We were just married, living up at Tahoe, on the north shore, living in my family’s vacation home. We needed a place of our own and my family needed to make some real rent money. Wanting to be as close to the vacation home as possible, we started looking “over the hill” in the Reno/Carson area. I thought the housing appreciation up at the lake was absurd and so I hoped to pay, for example, $150,000 for a $150,000 dollar house .
    We were surprised that the appreciation was spilling over to western Nevada. The middle class was moving out of Tahoe, cashing in on their appreciation and Californians were starting to discover the area, inflating housing prices. Luckily, had just started listing the MLS listings on the web and I saw our house in Washoe Valley. “Where is that“? So we called.
    Surprisingly, we could still get our $150k house in New Washoe City which turned out to be one of the closer neighborhoods to the north shore. I don’t know why the prices lagged behind, but we’re glad they did. Our house was built in 1973 and needed a lot of work, but it is on a hill and has a killer view and a nicely terraced lot. The house was one of those “kit” vacation homes that came precut on a truck with exposed beams and lots of windows so the “bones” were good. There are no $150,000 houses anymore but, luckily, so far that is about the only change since we moved here.
    Now several years later it is still amazing to look out and see the Carson Range shooting straight up from the valley floor. We can see from Mt. Peavine northwest of Reno to Jobs Peak south of Tahoe. We still have a lake view and the expanses of public land in the valley still give it a pastoral look. I realized that to a lot of people in the east our home with its classic western views and activities would be seen as an ideal vacation spot- and it is our home year round!

    Where else can you live that on one side of the valley, you have the classic high desert with miles and miles of trails to ride, hike and drive? You can go cross country not only to a ghost town, but to the “living” ghost town of Virginia City. Enjoying views, rock hounding, photography and sports are just a few of the activities. On the other side of the valley to the west we have the classic Sierra environment with trails through pine forests to alpine lakes and high mountain meadows. There is even a fishing pond at Davis Creek Park and a public mineral pool at Bowers Mansion. In between, there is an uncrowded lake with sandy beaches, dunes, wildlife and state park campgrounds, picnic areas and other facilities. Throughout it all are signs and stories of a fascinating history.
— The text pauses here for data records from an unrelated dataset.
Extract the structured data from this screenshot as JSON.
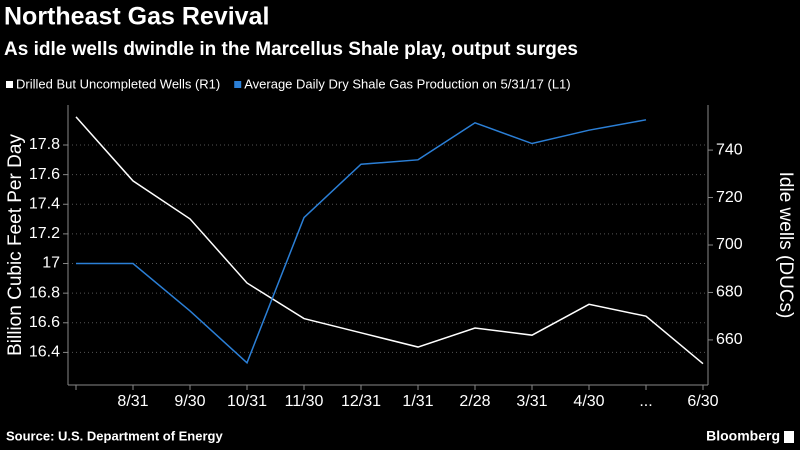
{
  "chart_data": {
    "type": "line",
    "title": "Northeast Gas Revival",
    "subtitle": "As idle wells dwindle in the Marcellus Shale play, output surges",
    "categories": [
      null,
      "8/31",
      "9/30",
      "10/31",
      "11/30",
      "12/31",
      "1/31",
      "2/28",
      "3/31",
      "4/30",
      "...",
      "6/30"
    ],
    "series": [
      {
        "name": "Drilled But Uncompleted Wells (R1)",
        "color": "#ffffff",
        "axis": "y2",
        "values": [
          754,
          727,
          711,
          684,
          669,
          663,
          657,
          665,
          662,
          675,
          670,
          650
        ]
      },
      {
        "name": "Average Daily Dry Shale Gas Production on 5/31/17 (L1)",
        "color": "#2b7fd6",
        "values": [
          17.0,
          17.0,
          16.68,
          16.33,
          17.31,
          17.67,
          17.7,
          17.95,
          17.81,
          17.9,
          17.97,
          null
        ]
      }
    ],
    "ylabel": "Billion Cubic Feet Per Day",
    "y2label": "Idle wells (DUCs)",
    "ylim": [
      16.18,
      18.07
    ],
    "yticks": [
      16.4,
      16.6,
      16.8,
      17.0,
      17.2,
      17.4,
      17.6,
      17.8
    ],
    "y2lim": [
      641,
      759
    ],
    "y2ticks": [
      660,
      680,
      700,
      720,
      740
    ],
    "grid": true,
    "source": "Source: U.S. Department of Energy",
    "brand": "Bloomberg"
  }
}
In spite of the occasional “Washoe Zephyr” We are often struck by the quiet and solitude in the valley with the widely spaced development and large lots. We have more peace and quiet than we did “up in the mountains” at Tahoe! We think this elbow room and peace makes the natives of the valley very agreeable people.
    We have thought about moving to some other part of the country but can’t think of a better place. Not only in the local aspects I have described but what other area has so much access to such diversity of environment and also so much access to civilization? We are a short drive to shopping, big-name entertainers, the state capitol, San Francisco (for a city fix), airport, skiing, boating and centrally located between the two big job centers in the region. Weekends are stressful from too many choices!
    Washoe Valley is a special place in a special area. We should all think that over and realize that no matter what our situation, we live in a nicer place than most and it is worth the effort to maintain the quality of life here not only for us but for everyone in western Nevada.